Le fait, pour un avocat, de dénoncer au garde des Sceaux le « comportement parfaitement contraire aux principes d’impartialité et de loyauté » de magistrats dans l’exercice de leurs fonctions est-il constitutif de diffamation?
Cette question vient, au bout d’un long feuilleton judiciaire, de trouver une réponse.
LE CONTEXTE
Le 19 octobre 1995, Bernard Borrel magistrat français en mission auprès du ministre de la justice djiboutien est retrouvé sans vie vers 9h par des gendarme en patrouille dans la région de Goubet-Al Karab à quelques dizaines de kilomètres de Djibouti. Or, à cette heure les services du renseignement français étaient déjà au courant de la mort. En effet, le chef d’état major a déclaré savoir que le corps retrouvé calciné en bas d’une falaise était bien celui du juge français. Différents éléments, notamment l’existence d’une lettre d’adieu à priori rédigée par M. Borrel à l’intention de sa femme laisse penser à un suicide de ce dernier.
En février de la même année les enquêteurs djiboutiens concluent au suicide du magistrat malgré l’absence d’autopsie et l’existence d’incohérences factuelles. C’est pourquoi une information judiciaire est ouverte pour recherche des causes de la mort (Article 74 alinéa 5 du code de procédure pénale) à Toulouse, lieu de résidence de la veuve Borrel. Se fondant sur une première autopsie, l’information conclue à un suicide. L’affaire est alors dépaysée à Paris et confié aux juges Moracchini et Le Loire. Deux ans plus tard, la brigade criminelle termine son enquête et affirme que l’hypothèse de l’assassinat ne peut être sérieusement retenue. Les juges d’instructions refusent alors une reconstitution ainsi qu’une contre-expertise. Appel est formé de ces décisions devant la chambre d’instruction qui décide de dessaisir les juges parisiens. Leur remplaçant, M. Parlos découvre que les magistrats instructeurs ont écartés certaines pièces du dossier, qu’il existe une très grande proximité entre les juges parisiens et leurs homologues djiboutiens et qu’un témoin important n’a volontairement pas été entendu.
LES FAITS
C’est dans ce contexte qu’est publié dans le quotidien Le Monde un article intitulé « Affaire Borrel: remise en cause de l’impartialité de la juge Moracchini » relatant la démarche entreprise la veille auprès du garde des sceaux par les avocats de la veuve du magistrat Bernard Borrel pour dénoncer le comportement professionnel de Mme Morracchini et de M. Le Loire, juges d’instruction en charge de l’information judiciaire jusqu’à leur dessaisissement le 21 juin 2000, auxquels ils reprochaient d’avoir manqué d’impartialité et de loyauté, en « gardant par devers eux » la cassette vidéo de l’enregistrement d’un transport sur les lieux et en oeuvrant « de connivence » avec le procureur de la République de ce pays, et demander l’ouverture d’une enquête de l’inspection générale des services judiciaires.
LA PROCEDURE
A l’issue des informations ouvertes sur les plaintes avec constitution de parties civiles de Mme Moracchini. et de M. Le Loire, ont été renvoyés devant le tribunal, pour diffamation publique envers un fonctionnaire public, le directeur de publication et, pour complicité de ce délit, le journaliste signataire de l’article et M.Morice, ce dernier, pour avoir tenu à l’égard des deux magistrats, au cours d’une conversation téléphonique avec le journaliste, des propos diffamatoires, sachant qu’ils pouvaient ou devaient être publiés.

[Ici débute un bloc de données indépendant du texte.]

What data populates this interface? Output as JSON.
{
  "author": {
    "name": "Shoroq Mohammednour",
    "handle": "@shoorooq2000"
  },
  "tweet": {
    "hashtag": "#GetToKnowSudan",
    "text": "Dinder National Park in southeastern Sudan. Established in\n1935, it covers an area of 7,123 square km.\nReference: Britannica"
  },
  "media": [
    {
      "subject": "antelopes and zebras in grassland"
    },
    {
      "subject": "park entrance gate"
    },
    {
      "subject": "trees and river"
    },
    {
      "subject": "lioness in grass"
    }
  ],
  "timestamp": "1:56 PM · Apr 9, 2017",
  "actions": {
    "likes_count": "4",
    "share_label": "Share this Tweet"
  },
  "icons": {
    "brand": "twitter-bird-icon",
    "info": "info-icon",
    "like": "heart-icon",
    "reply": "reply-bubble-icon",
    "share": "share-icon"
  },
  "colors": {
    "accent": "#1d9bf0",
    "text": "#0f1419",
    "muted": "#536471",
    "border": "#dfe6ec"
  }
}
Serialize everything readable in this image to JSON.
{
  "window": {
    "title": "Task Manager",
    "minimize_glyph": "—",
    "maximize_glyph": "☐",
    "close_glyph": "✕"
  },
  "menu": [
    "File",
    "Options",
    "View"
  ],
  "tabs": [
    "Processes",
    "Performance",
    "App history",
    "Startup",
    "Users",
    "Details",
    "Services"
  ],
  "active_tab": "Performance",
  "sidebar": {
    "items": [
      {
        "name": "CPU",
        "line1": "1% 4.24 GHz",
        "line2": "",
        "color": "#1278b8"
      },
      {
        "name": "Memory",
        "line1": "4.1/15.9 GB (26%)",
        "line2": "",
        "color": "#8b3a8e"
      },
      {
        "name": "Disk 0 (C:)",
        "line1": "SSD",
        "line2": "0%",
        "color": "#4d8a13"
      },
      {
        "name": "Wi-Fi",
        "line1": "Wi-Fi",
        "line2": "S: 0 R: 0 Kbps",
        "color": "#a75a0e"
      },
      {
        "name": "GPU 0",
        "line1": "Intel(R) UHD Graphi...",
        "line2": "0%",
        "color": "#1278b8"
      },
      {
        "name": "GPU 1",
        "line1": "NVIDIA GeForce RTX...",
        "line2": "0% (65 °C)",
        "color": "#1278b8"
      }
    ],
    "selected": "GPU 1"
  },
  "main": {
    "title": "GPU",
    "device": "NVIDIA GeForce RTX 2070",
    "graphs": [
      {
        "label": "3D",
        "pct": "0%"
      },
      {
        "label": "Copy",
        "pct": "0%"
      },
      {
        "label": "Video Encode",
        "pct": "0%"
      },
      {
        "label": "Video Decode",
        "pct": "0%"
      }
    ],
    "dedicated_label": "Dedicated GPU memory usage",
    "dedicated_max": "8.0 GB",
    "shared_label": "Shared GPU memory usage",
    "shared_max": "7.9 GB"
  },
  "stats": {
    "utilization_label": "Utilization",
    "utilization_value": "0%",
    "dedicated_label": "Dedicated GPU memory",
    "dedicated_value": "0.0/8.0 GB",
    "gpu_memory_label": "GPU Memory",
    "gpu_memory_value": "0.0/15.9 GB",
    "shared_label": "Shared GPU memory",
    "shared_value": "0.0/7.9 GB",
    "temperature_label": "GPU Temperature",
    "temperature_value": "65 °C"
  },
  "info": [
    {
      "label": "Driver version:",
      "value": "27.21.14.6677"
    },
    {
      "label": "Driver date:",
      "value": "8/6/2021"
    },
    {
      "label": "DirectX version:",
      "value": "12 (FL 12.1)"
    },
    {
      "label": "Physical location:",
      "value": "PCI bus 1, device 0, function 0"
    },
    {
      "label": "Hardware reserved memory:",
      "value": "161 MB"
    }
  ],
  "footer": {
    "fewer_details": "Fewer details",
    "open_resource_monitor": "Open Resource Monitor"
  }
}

Pour écarter la bonne foi de M. Morice et le condamner pour complicité de diffamation, les juges du fond ont retenu qu’à la date de parution de l’article incriminé, les faits qu’il dénonçait, à les supposer avérés, n’étaient nullement utiles à la défense de sa cliente, les juges ayant été dessaisis de l’affaire et la pièce demandée ayant été remise au juge nouvellement désigné, de sorte que la mise en cause professionnelle et morale très virulente des deux magistrats instructeurs, à travers des propos dépassant largement le libre droit de critique, ne présentait plus aucun intérêt dans la procédure en cours et que les profondes divergences ayant surgi entre les avocats de Mme Borrel et les juges d’instruction, avant le dessaisissement de ces derniers, ne pouvaient pas justifier leur dénonciation ultérieure dans les médias ; ils ont en outre retenu que les propos tenus par M.Morice, par leur caractère excessif, révélateur de l’intensité du conflit l’ayant opposé aux juges, et le rappel de l’affaire dite de la » Scientologie » s’analysaient comme un « règlement de compte a posteriori « et traduisait de sa part une animosité personnelle et une volonté de discréditer ces magistrats, en particulier Mme Moracchini.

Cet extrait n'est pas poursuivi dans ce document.